Todavia, há igualmente um outro “eixo” em Memória de elefante, mas desta feita, “falhado” ou “ausente”. Quando o pai, sofrendo do avanço da SIDA, débil e deprimido, se encontra num dos piores momentos, Caeto propõe que o seu livro, a sua autobiografia, abra espaço para que o pai conte também a sua história - imaginando-se algo na senda das “memórias dos outros” que foram criadas, magistralmente, por Emannuel Guibert em La guerre d’Alan, ou autores como David B., art spiegelman, Miriam Kaitin, etc. Ainda é tentado um “rascunho”, que ganha imediatamente forma, isto é, no momento “presente” em que o pai partilha a primeira ideia, o leitor tem acesso às transformações visuais que Caeto-o-narrador opera sobre essas palavras (numa cena que desarruma a causalidade temporal, pois podemos pensar serem apenas pranchas imaginadas naquele momento por Caeto-a-personagem, ou traduções de facto tardias – mas em que momento exacto em relação ao tempo da história?; veja-se a segunda prancha neste post). Só que essa linha de desenvolvimento nunca acontece, e fica vincada como uma dobra invisível na obra restante. Uma fenda. É talvez parte dessa ausência, que ganha um peso muito grande, que explica o momento confessado de ficção no fim do livro, um simples gesto, que passa a acontecer no livro, e que mais uma vez representa aquele gesto de braço estendido, que marca a distância mas também o toque. O gesto de Caeto – ficcional, gráfico – passa a “substituir” a sua inacção real (a que alude também no livro, precisamente para a diferenciar desta última). Caeto aponta assim, de modo positivo, para uma possibilidade de “concluir” as coisas, de lhe impor uma ordem e um significado possível.
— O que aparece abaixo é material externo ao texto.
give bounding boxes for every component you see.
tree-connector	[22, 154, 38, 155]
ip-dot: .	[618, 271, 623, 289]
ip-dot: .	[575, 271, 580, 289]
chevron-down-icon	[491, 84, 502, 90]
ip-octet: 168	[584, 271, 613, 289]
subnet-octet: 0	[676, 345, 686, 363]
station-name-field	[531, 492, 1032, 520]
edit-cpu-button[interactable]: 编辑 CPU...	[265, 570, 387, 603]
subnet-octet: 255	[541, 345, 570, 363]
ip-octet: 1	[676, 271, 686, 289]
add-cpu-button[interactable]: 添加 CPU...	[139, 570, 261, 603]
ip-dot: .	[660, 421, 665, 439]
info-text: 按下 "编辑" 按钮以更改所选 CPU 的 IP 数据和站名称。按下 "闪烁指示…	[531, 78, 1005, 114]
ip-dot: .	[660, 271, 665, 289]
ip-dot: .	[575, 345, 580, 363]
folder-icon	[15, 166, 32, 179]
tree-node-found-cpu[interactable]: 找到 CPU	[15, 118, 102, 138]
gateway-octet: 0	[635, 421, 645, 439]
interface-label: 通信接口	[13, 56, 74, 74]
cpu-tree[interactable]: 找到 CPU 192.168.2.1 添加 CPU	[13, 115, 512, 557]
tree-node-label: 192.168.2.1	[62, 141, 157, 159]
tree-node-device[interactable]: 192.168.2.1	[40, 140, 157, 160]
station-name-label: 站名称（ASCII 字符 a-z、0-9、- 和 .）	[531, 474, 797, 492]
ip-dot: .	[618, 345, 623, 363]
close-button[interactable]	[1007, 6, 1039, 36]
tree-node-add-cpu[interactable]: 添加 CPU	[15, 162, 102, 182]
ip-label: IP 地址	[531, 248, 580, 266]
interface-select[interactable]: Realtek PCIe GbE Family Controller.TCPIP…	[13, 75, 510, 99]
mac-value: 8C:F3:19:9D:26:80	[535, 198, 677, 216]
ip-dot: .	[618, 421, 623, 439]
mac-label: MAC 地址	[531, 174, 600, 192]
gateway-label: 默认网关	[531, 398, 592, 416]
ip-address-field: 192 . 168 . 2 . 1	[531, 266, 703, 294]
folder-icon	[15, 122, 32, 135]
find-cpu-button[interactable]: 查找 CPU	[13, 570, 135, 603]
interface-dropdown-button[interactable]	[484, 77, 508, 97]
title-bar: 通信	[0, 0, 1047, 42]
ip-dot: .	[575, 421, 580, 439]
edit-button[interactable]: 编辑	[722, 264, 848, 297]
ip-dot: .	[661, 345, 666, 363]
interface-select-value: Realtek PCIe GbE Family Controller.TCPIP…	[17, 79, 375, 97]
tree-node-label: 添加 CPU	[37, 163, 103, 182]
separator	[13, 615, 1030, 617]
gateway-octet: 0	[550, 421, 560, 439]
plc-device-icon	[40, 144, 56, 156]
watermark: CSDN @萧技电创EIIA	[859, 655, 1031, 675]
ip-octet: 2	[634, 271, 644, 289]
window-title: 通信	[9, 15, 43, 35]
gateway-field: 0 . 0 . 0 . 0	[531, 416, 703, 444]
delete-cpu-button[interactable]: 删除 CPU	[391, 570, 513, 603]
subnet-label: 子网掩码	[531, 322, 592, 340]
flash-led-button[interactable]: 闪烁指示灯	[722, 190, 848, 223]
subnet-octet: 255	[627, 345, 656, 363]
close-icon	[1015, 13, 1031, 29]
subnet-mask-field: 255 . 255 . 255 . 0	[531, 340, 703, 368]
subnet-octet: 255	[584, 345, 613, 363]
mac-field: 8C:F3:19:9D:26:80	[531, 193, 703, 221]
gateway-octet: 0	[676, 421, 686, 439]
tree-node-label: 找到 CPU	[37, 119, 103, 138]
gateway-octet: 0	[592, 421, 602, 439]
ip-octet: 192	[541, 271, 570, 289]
Em relação às críticas que podem legitimamente surgir em relação à crença, trivializada, indolente, culturalmente empobrecida, de que é possível um qualquer fechamento (aquilo que em inglês, quer na literatura quer em termos psicológico se chama de “closure”), Caeto mostra como tampouco se precisa de radicalizar o desespero de se saber que ele é impossível de satisfazer. Isto é, ele apresenta uma negociação que serve de momentâneo e movente consolo, nem que seja apenas no espaço e no intervalo do livro.
Nota: agradecimentos ao autor, pela disponibilização do seu livro em formato digital.